Morris had a couple of tendencies that show up in this book. First, she used a ton of obscure vocabulary. Quick! Define, without googling the terms, "gallimaufry", "prolixity", and "quiddity." This book will challenge you, certainly, even if you consider yourself well-versed in word lore. Second, she tended to long, flowery descriptions of the places she visited, with very little concrete information about realities "on the ground", and lots of talk about the atmosphere and attitude of those far-off lands.

A humorous aside:
"...long after Ernesto (Guevara) had matured into Che and had become a world-celebrated icon of the youth culture, I gave a lift in England to a hitch-hiker whose T-shirt bore a familiar picture of him - by then one of the best-known photographs on earth. 'I bet I'm the onlhy person you've ever got a lift from who actually met Che Guevara.' 'Oh yeah,' was the reply. 'Who was Che Guevara?'"

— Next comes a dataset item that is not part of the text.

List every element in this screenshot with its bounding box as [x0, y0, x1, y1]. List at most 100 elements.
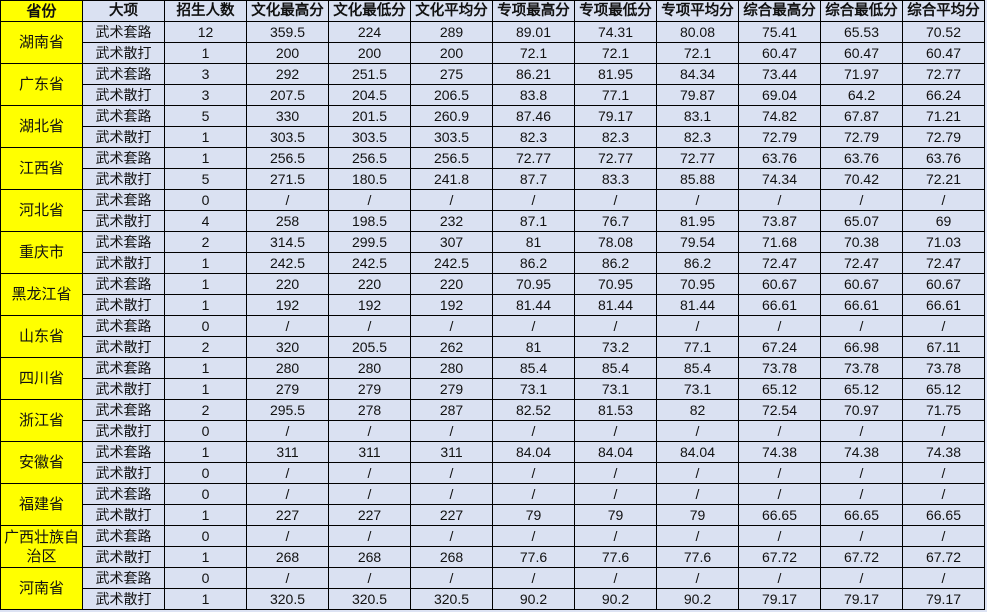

On the dreariness of the Soviet Union:

"Moscow in winter is hardly a dream, and not exactly a nightmare, but has more the quality of a hangover: blurred, dry-mouthed and baleful, but pierced by moments of almost painful clarity, in which words, ideas, or recollections roll about in the mind metallically, like balls on a pin-table."

On the job of travel writing/reporting:

"In Khartoum...I was interviewing the Minister of National Guidance (later executed for misguiding the nation) and he told me that my duties should be to report 'thrilling, attractive and good news, coinciding where possible with the truth.' I have followed his advice ever since."

Some things never change, and Morris remarks on Kashmir in the 70s:

"Kashmir is one of those places, deposited here and there in awkward corners of the earth, that never seem quite settled; a bazaar rumour kind of place, a UN resolution place, a plae that nags the lesser headlines down the years, like a family argument never finally resolved."

When I worked in the semiconductor industry a while back, Singapore was well on its way to world dominance in the field. Morris seems to anticipate this, also written in the 70s:

"Lee Kuan Yew (a Chinese politician) believes that the whole state must be resolutely directed towards a kind of communal expertise. There is no time for argument. There is no room for dilettantism, nostalgia or party politics. Prosperity is the single aim of the state, and it can be retained only by rigorous discipline and specialization, under the unchallenged authority of an intelligent despotism. Political stability, reasons Lee Kuan Yew, equals foreign confidence, equals investment, equals money for all, which is all the average citizen wants of life and statesmanship."

Might be some words for our own politicians to heed, there.

Morris seemed also to enjoy the big cities of the U.S.:

"New a city of dedicated poets, earnest actors and endlessly rehearsing musicians. Draft after draft its writers are rejecting, and there are more good pianists playing in New York every evening than in the whole of Europe - smouldering jazz pianists in the downtown clubs, crazy punk pianists on Bleecker Street, stuff-shirt romantic pianists in the Midtown tourist spots, smashing student pianists practising for next year's Tchaikovsky competition, jolly young pianists accompnaying off Broadway musicals, drop-out pianists, drunk ruined pianists, mendicant pianists with instruments on trolley wheels, Steinway pianists flown by Concorde that afternoon for their concerti at Lincoln Center."

Armchair travelers should really have fun with Morris' book.